Whether you’re an avid RVer or a first-time buyer, you’ll likely interact with an RV salesperson at some point. When you do, keep in mind that every transaction is the crossroads of two different goals: the buyer, who wants to save money; and the seller, who wants to make money. However, both goals can be achieved with thoughtful planning, thorough research, and an understanding of the RV purchase process. RVT has five tips for working with your RV salesperson for the best deal.

1.. Know What You Want (and Why)

Before stepping foot into the dealership, know what your absolute must-have features are, and what you can be flexible on. At minimum, you should be able to clearly communicate the following: 

  • Bottom line total budget (what you’re willing to pay if you were to write a check for everything today)
  • Towing capacity (if applicable)
  • How many people (and pets!) you need room for
  • How and where you’ll be using your RV, and how often
  • Your must-have amenities 

If you’ll be working remotely while exploring the great outdoors, maybe you’d be interested in things like solar panels. If you want to travel with friends and family, an outdoor entertainment system could be perfect. Whatever your plans are, let your dealer know so they can recommend an RV that best fits the RV lifestyle you’ve been dreaming about. 

3. Come Prepared With Research

Browse through RVT.com listings to get a feel for what models are selling at what prices, and in what condition. Look at multiple dealers, too; chances are high that if you’re able to tell your salesperson that the dealer down the street is selling the same RV for much less (and it’s not a bluff), they’ll be willing to match or beat that deal.  

Research will also help you know what potential add-ons you can ask for if the dealer wants to beat that deal down the street. Sometimes they’re willing to throw in extras to push the deal over the edge, so don’t be afraid to ask!  

4. Know Your Budget and Stick to It

The entire transaction hinges on what you’re able (or willing) to pay for. Some RV enthusiasts are fervent believers in only paying in cash, so they’re not left with lingering debt on an asset that is not going to build equity like a traditional home. But others believe that financing is worth it if you can do it responsibly (please don’t go “RV poor,” save that money for all the adventures you’ll want to have with your RV!).

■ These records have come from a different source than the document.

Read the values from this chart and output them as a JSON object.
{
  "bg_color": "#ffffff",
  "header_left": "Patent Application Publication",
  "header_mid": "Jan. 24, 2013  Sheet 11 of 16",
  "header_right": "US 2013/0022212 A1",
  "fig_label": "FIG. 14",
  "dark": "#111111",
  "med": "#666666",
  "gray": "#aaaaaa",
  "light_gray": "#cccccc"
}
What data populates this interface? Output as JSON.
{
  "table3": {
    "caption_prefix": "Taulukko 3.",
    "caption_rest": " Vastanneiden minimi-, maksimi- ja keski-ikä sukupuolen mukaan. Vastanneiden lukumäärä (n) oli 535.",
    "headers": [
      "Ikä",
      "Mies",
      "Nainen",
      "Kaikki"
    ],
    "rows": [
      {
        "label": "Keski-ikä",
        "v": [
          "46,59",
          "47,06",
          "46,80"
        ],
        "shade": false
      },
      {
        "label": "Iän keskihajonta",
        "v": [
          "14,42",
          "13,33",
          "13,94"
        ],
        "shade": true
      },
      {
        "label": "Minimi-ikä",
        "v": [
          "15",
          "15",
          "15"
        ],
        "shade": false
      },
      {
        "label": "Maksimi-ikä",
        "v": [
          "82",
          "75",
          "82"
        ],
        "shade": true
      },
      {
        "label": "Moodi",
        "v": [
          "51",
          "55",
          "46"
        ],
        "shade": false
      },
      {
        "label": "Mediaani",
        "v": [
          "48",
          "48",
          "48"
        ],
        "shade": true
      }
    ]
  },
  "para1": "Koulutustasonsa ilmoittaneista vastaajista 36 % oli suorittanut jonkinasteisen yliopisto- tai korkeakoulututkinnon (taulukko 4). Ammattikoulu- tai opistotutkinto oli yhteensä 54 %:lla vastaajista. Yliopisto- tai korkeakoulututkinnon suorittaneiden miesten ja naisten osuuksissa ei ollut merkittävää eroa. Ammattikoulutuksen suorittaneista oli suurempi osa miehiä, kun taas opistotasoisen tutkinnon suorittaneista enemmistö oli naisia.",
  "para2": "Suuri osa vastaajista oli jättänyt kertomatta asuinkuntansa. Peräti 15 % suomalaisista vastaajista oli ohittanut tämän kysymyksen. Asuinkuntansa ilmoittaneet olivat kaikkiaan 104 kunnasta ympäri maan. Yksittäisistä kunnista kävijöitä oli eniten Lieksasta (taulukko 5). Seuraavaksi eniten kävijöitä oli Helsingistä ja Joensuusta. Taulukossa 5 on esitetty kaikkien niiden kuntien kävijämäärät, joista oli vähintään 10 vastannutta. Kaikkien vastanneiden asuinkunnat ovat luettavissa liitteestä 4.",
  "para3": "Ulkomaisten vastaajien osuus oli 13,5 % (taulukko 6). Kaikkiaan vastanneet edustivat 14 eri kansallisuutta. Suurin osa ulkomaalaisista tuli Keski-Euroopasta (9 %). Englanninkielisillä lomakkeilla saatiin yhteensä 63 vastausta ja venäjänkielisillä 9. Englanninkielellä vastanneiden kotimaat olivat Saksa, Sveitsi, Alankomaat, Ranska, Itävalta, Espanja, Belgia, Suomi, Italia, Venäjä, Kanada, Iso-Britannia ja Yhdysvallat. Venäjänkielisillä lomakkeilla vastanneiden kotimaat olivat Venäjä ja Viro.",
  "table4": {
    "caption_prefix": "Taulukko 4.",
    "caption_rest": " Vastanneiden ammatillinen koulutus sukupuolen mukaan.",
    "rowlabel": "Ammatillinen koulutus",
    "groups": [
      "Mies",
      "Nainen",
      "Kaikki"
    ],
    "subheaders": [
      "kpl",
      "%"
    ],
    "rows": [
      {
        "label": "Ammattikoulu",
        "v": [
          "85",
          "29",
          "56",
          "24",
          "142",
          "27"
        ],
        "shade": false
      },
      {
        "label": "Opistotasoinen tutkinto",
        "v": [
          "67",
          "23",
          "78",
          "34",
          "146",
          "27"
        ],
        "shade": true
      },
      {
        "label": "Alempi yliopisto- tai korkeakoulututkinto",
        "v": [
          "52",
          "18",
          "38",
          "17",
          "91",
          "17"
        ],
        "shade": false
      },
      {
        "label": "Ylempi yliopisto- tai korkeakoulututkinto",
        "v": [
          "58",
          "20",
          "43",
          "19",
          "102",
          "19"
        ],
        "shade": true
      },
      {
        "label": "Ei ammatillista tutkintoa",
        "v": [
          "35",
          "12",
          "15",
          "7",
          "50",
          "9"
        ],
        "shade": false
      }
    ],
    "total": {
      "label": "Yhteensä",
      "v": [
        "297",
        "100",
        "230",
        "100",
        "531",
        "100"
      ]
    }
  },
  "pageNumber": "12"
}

Being firm with your budget actually helps your salesperson, because they’ll know the parameters they have to work within when showing you Class A RVs and other motorhomes. 

5. Let the Sales Cycles Work in Your Favor

If you’re looking for the absolute best deal, visit your dealer when they have a greater urgency to sell. As with many businesses, you just might find that the end of each month could be a better time to snag a deal, since salespeople could have lingering sales quotas they need to meet. Additionally, the end of the camping season and the beginning of the offseason might be a good time to buy from some dealers, as there’s less consumer interest at these times, so they may be especially excited to see a customer walk through their door. Finally, check with your specific dealership, but late December could also be a prime time for a purchase, as many dealers are eager to make room on their lots for the new year’s inventory.

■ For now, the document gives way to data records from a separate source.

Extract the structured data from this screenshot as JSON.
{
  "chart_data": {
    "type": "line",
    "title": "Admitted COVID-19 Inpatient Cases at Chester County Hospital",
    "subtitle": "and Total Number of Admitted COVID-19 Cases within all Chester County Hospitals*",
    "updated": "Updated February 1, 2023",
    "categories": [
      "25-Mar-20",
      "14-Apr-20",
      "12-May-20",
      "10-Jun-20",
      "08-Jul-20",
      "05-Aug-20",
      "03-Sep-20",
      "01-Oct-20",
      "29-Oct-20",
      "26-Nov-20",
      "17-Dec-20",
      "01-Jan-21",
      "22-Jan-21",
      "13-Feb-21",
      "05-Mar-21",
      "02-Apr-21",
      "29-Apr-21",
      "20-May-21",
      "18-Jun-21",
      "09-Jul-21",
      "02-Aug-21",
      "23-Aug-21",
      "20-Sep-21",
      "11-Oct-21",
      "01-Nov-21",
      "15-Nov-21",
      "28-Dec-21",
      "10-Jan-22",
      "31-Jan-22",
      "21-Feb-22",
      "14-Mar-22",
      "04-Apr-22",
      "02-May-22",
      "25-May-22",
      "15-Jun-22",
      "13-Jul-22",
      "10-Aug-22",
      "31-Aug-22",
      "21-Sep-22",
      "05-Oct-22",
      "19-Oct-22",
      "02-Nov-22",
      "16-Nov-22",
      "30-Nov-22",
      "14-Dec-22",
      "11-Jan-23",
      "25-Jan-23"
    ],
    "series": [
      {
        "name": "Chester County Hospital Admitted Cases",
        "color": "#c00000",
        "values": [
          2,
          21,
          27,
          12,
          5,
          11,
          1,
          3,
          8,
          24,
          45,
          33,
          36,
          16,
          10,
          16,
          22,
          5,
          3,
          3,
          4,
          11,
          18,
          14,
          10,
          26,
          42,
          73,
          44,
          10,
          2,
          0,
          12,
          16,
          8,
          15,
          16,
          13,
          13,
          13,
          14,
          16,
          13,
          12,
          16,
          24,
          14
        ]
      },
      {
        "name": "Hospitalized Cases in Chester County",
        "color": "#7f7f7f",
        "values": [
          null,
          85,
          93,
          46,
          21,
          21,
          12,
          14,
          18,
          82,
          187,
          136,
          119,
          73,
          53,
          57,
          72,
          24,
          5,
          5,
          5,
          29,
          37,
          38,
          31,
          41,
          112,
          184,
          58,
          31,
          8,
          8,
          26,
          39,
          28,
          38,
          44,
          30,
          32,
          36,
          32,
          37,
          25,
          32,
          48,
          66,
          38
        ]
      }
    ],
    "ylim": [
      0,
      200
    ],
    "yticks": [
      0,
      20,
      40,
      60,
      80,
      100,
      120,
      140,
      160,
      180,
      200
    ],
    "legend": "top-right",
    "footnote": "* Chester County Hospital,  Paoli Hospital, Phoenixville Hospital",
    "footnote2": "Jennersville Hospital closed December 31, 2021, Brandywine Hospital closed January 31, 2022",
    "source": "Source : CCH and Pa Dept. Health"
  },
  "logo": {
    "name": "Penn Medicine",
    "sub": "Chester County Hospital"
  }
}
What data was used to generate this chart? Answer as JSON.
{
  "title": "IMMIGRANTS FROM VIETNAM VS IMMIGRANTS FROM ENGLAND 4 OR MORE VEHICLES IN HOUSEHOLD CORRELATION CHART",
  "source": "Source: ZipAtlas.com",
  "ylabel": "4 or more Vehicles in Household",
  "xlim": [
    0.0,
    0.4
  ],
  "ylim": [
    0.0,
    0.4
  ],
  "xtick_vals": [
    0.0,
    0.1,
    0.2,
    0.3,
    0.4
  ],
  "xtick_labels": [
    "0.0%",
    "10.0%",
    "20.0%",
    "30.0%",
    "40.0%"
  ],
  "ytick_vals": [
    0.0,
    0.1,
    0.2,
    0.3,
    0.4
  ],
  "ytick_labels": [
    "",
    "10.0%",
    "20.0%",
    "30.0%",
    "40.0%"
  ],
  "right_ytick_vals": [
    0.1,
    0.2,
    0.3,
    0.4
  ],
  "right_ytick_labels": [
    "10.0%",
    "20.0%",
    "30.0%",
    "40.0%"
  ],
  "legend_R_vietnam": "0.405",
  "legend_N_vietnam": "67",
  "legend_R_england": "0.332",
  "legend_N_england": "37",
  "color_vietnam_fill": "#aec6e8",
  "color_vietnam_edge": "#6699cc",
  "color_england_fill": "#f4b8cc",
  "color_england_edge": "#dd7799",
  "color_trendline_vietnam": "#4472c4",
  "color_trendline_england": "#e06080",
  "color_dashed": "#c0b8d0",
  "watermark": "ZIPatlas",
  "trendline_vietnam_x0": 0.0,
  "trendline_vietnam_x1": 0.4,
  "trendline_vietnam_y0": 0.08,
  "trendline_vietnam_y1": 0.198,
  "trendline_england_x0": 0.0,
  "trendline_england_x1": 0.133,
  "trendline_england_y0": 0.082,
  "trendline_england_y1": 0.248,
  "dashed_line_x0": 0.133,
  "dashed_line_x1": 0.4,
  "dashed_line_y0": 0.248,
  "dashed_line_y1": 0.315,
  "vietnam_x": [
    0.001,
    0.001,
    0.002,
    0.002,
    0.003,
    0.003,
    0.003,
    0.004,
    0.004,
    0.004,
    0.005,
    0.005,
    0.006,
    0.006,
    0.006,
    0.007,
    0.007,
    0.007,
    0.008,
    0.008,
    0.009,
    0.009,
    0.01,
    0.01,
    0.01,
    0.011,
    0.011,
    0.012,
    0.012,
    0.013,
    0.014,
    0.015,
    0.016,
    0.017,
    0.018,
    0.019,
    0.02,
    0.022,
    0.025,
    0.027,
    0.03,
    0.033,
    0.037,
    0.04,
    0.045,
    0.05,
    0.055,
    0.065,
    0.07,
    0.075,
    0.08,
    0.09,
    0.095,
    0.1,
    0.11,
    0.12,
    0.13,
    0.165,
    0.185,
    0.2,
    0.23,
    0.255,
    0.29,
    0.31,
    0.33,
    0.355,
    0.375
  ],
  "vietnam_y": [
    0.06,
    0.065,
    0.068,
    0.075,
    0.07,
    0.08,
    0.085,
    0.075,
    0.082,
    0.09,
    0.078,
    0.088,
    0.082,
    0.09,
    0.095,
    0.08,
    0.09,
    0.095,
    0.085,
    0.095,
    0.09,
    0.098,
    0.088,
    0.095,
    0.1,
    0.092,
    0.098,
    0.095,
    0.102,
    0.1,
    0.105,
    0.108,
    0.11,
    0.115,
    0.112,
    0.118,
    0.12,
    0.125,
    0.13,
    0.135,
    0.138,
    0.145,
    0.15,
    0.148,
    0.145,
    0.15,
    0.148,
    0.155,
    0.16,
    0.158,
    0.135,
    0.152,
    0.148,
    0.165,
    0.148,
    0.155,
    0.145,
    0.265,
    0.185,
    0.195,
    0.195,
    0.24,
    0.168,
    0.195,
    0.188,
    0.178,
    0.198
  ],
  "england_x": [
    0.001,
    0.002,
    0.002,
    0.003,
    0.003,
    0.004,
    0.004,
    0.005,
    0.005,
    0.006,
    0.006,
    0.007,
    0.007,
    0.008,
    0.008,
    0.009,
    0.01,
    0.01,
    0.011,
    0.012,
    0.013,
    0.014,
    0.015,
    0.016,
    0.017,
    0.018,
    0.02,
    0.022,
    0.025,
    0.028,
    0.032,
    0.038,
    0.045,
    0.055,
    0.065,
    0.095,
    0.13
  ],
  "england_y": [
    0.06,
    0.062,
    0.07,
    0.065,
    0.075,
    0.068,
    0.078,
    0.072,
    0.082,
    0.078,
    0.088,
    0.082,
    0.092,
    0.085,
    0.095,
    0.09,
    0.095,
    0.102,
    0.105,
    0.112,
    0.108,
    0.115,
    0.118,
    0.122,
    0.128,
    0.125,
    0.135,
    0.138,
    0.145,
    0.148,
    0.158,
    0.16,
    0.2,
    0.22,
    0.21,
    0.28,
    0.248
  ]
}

In each of those scenarios, your purchase could make all the difference for your dealer – and who knows? Maybe they’ll throw in a few extra perks in order to help clinch the deal!

BONUS TIP – Honor Your Salesperson’s Commitment

Your salesperson found you a gorgeous new fifth-wheel RV or other perfect motorhome, but you’re the type of person who needs to sleep on big decisions before making them. That’s okay! Just make sure that when you’re ready to come back in, it’s when that particular salesperson is working. They did all the work to connect you to your dream RV, so honor their efforts by making sure your business, and the commission, goes to them.